James Boyle has argued for a new politics of intellectual property in his essay "Environmentalism for the Net." He points out that in the 1950s there was no concept of the natural environment. Logging and mining companies thought they alone were affected by legislation concerning natural resource issues and they lobbied for policies that sometimes caused erosion, pollution, and killed off wildlife. It took a while for society more generally to realize they had a common interest in the preservation of nature. They invented the concept of the environment that enabled a powerful political movement to protect it. Boyle hopes to ignite a similar movement to protect the intangible interests we all have in an open information environment, in robust public domain, and in balanced intellectual property law. It will sound strange perhaps to put it this way, but our information ecology really will be disrupted if intellectual property rights get too strong. So far Greenpeace hasn’t taken up the cause, but maybe it should.
So who might participate in a new politics of intellectual property aimed at promoting a balanced information ecology? Obvious candidates include authors and artists (who need access to information, a robust public domain, and meaningful fair-use rights), educational institutions, libraries, scholarly societies, computing professionals groups, computer manufacturers and other equipment providers who don’t want Hollywood to be in charge of their research and development divisions, telecommunications companies and Internet service and access providers (who want to serve their customers and not become a new branch of the police), economists, consumer groups, and digital media companies who may have some radical business models that just might work if not shut down through litigation by established copyright industry groups who want to protect preferred business models.

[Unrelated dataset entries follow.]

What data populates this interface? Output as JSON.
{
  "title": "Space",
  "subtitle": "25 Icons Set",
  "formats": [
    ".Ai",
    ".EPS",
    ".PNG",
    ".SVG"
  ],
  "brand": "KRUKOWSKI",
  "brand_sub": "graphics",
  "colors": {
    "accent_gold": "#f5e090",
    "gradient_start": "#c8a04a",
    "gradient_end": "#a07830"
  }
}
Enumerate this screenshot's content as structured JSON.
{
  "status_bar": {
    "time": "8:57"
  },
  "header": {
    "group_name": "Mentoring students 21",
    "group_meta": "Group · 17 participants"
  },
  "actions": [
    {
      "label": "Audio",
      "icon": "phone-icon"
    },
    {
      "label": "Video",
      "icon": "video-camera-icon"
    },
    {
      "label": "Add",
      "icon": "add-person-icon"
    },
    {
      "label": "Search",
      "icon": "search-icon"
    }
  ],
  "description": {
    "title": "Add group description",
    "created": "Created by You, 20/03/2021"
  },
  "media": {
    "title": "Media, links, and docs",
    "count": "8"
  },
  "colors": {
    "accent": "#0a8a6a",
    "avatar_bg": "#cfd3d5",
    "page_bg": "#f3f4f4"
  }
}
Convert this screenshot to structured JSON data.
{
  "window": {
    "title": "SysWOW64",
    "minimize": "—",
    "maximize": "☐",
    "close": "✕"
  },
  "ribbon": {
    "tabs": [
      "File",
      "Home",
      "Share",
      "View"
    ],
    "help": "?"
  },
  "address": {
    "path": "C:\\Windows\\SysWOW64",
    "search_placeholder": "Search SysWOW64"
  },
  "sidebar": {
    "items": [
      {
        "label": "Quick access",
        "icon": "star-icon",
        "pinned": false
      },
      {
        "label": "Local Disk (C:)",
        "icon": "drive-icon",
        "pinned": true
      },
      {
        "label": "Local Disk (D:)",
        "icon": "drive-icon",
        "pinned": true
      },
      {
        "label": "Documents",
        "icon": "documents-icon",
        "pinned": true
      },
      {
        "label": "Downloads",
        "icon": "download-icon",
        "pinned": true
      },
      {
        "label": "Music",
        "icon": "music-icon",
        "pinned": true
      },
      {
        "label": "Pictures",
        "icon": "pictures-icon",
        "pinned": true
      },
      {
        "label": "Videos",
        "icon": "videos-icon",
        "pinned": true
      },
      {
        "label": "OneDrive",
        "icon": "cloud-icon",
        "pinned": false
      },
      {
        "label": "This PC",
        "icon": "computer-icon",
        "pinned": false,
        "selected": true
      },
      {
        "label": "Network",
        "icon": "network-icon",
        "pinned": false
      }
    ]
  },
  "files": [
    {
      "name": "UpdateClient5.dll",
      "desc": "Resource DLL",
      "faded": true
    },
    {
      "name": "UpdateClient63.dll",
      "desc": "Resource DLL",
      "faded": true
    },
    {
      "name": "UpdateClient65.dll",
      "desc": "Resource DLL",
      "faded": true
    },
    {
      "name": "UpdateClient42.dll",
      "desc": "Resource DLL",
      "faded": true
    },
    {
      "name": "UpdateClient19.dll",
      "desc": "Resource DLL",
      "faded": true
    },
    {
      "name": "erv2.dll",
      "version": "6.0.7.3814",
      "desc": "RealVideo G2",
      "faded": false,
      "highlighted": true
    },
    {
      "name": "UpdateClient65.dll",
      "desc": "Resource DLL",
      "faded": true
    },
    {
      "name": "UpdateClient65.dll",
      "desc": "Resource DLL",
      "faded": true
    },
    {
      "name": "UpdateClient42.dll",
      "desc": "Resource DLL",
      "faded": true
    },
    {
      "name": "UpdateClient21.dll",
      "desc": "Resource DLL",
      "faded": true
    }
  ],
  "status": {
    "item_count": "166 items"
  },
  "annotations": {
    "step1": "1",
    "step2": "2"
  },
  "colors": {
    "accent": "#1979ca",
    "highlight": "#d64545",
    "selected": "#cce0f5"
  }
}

The agenda of a new politics of intellectual property obviously needs to be about more than just opposing the high protectionist initiatives of copyright industry groups. It needs to have a set of affirmative policy objectives of its own. Articulating a positive case for an open information environment is probably the single most important thing the new politics of intellectual property might do. The robustness and efficiency of the Internet as a communications medium is a product of its present end-to-end, open, nondiscriminatory architecture. Computers are not only more valuable to people because they can so quickly and easily copy information from disk to disk, but the ease of copying enables many beneficial new uses of information that copyright owners neither need to nor ought to be able to control. Innovation and competition would be stifled if mandated trusted systems became the law. Moreover, the market for digital information products may well be vastly smaller if every piece of information must be tightly locked up at all times. Branko Geravac once recommended that publishers "protect revenues, not bits."